O motoboy Eliezer Muniz aponta, como principal atrativo do programa, a peculiaridade da condição em trânsito: O motorista não tem autonomia sobre a mobilidade dele, ele está preso ao trânsito. Motoboy não é pedestre, não é motorista de carro e de ônibus. Essa perspectiva, esse olhar sobre a cidade, que é só dele, capta muito mais coisas, tem a capacidade de contemplar muito mais coisas [...] Chega uma hora que dá vontade de registrar. (MUNIZ, 2009, In: CARVALHO, 2009, p. 165).

As práticas comunicativas coordenadas por motoboys da cidade de São Paulo da rede Megafone.net são abordadas aqui a partir dos registros multimidiáticos produzidos e compartilhados pelos integrantes do projeto, que dizem respeito às condições de vida, especificamente, de trabalho na capital paulista. Consideramos que os registros multimidáticos produzidos pelo grupo funcionam como linhas de fuga resultantes de processos coletivos de enunciação e agenciamento coletivo que redimensionam o espaço público, ao potencializar a ocorrência do conflito entre os significados desses relatos e aqueles produzidos sobre a categoria profissional, pelos processos de representação midiática convencional. A exposição do motoboy ao risco de acidente é comentada pelo motoboy na figura 1.

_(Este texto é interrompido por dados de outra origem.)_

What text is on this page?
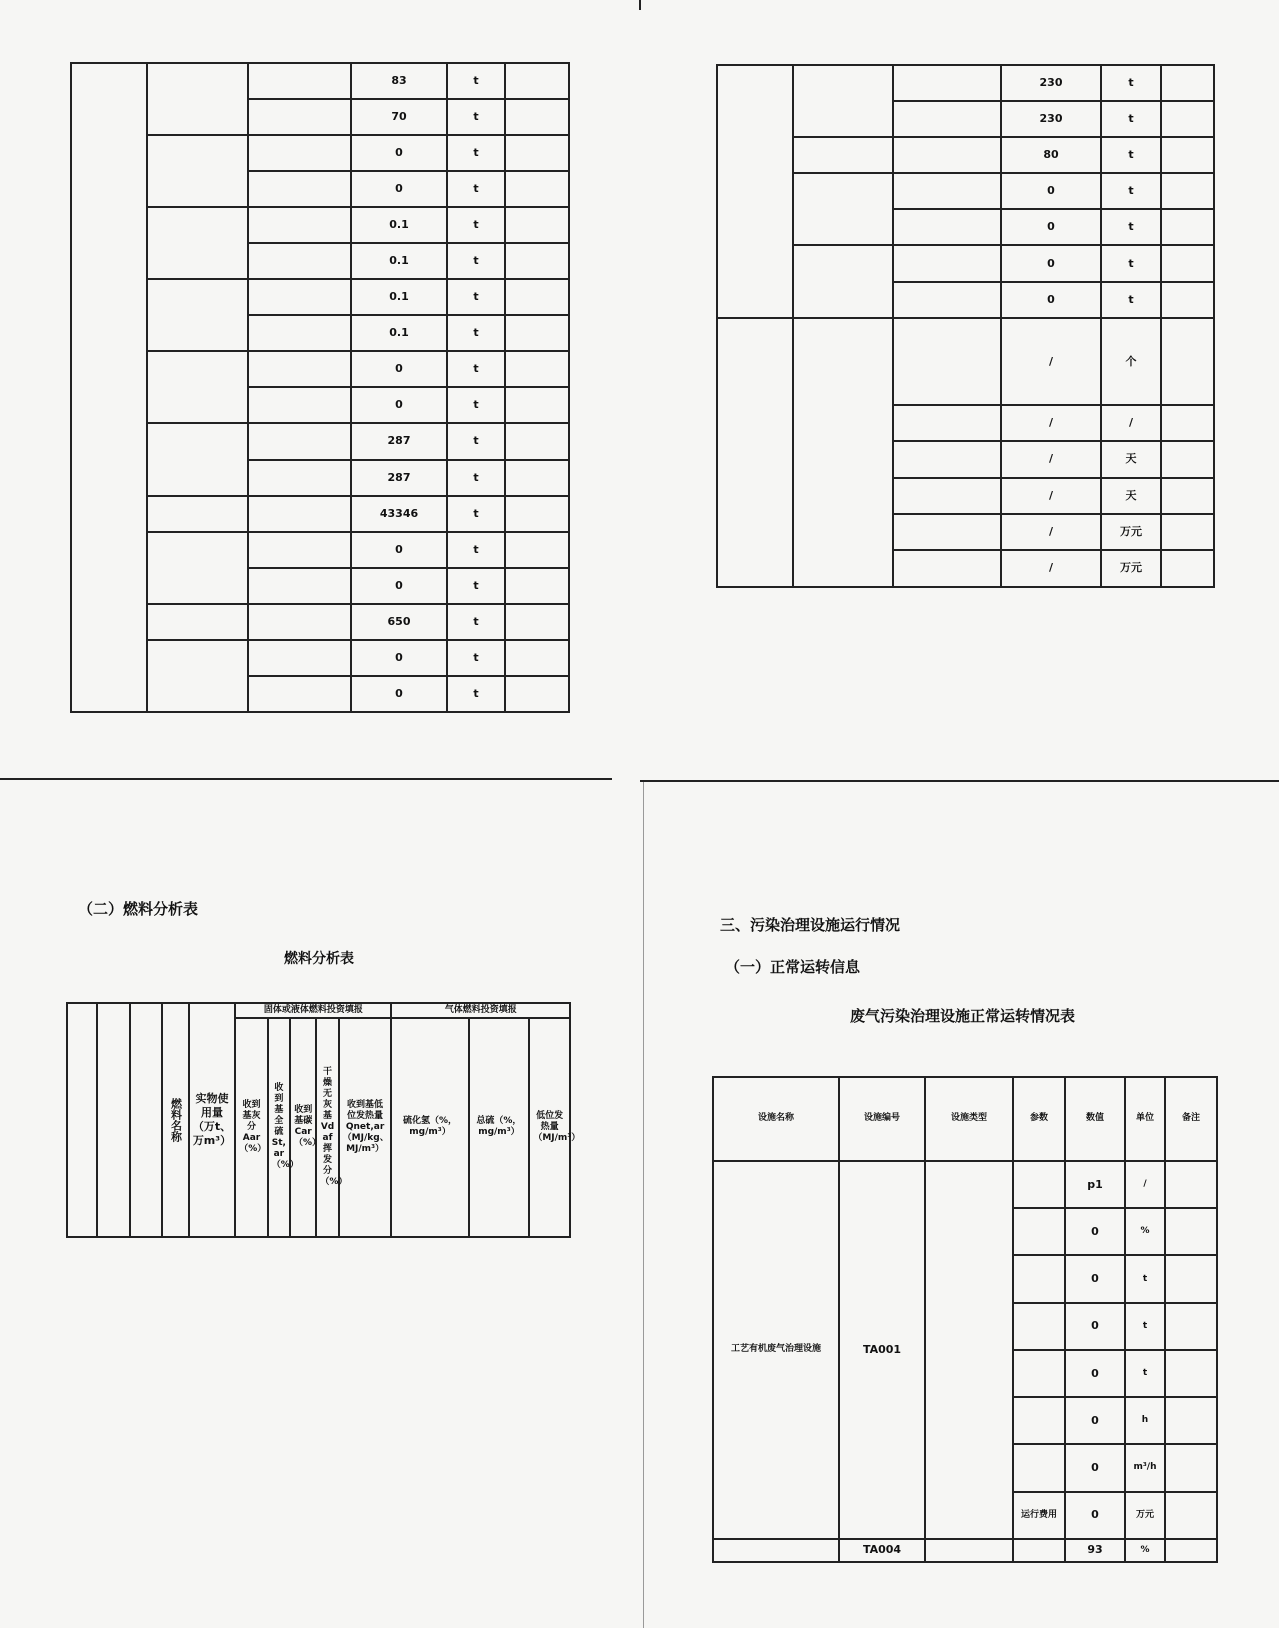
			83	t	
			70	t	
			0	t	
			0	t	
			0.1	t	
			0.1	t	
			0.1	t	
			0.1	t	
			0	t	
			0	t	
			287	t	
			287	t	
			43346	t	
			0	t	
			0	t	
			650	t	
			0	t	
			0	t	
			230	t	
			230	t	
			80	t	
			0	t	
			0	t	
			0	t	
			0	t	
			/	个	
			/	/	
			/	天	
			/	天	
			/	万元	
			/	万元	
（二）燃料分析表
燃料分析表
			燃料名称	实物使用量（万t、万m³）	固体或液体燃料投资填报					气体燃料投资填报		
					收到基灰分Aar（%）	收到基全硫St,ar（%）	收到基碳Car（%）	干燥无灰基Vdaf挥发分（%）	收到基低位发热量Qnet,ar（MJ/kg、MJ/m³）	硫化氢（%，mg/m³）	总硫（%，mg/m³）	低位发热量（MJ/m³）
三、污染治理设施运行情况
（一）正常运转信息
废气污染治理设施正常运转情况表
设施名称	设施编号	设施类型	参数	数值	单位	备注
工艺有机废气治理设施	TA001			p1	/	
				0	%	
				0	t	
				0	t	
				0	t	
				0	h	
				0	m³/h	
			运行费用	0	万元	
	TA004			93	%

Figura 1: Buraco Ronaldo 2009-09-18 17:11:07

Áudio: É meu amigo, vocês não estão entendendo nada né? Essa pedra aqui, ó,mais ou menos do tamanho de um paralelepípedo, estava no meio da Castelo Branco, na saída 23 B. Se alguém passou, furou o pneu, e poderia causar um grande acidente na hora que o cara vai desviar de uma pedra dessas; pode resultar num acidente, que vem vários motoqueiros ao lado, pode pegar do motoqueiro cair debaixo de uma carreta como a gente vê sempre, então a gente vê que morre muito motoqueiro, só que muita

13

gente não sabe o que a gente sofre, pra trabalhar na cidade de São Paulo e em outros municípios também. Valeu. Minha parte eu fiz, na Castelo - saída 23, trânsito muito bom.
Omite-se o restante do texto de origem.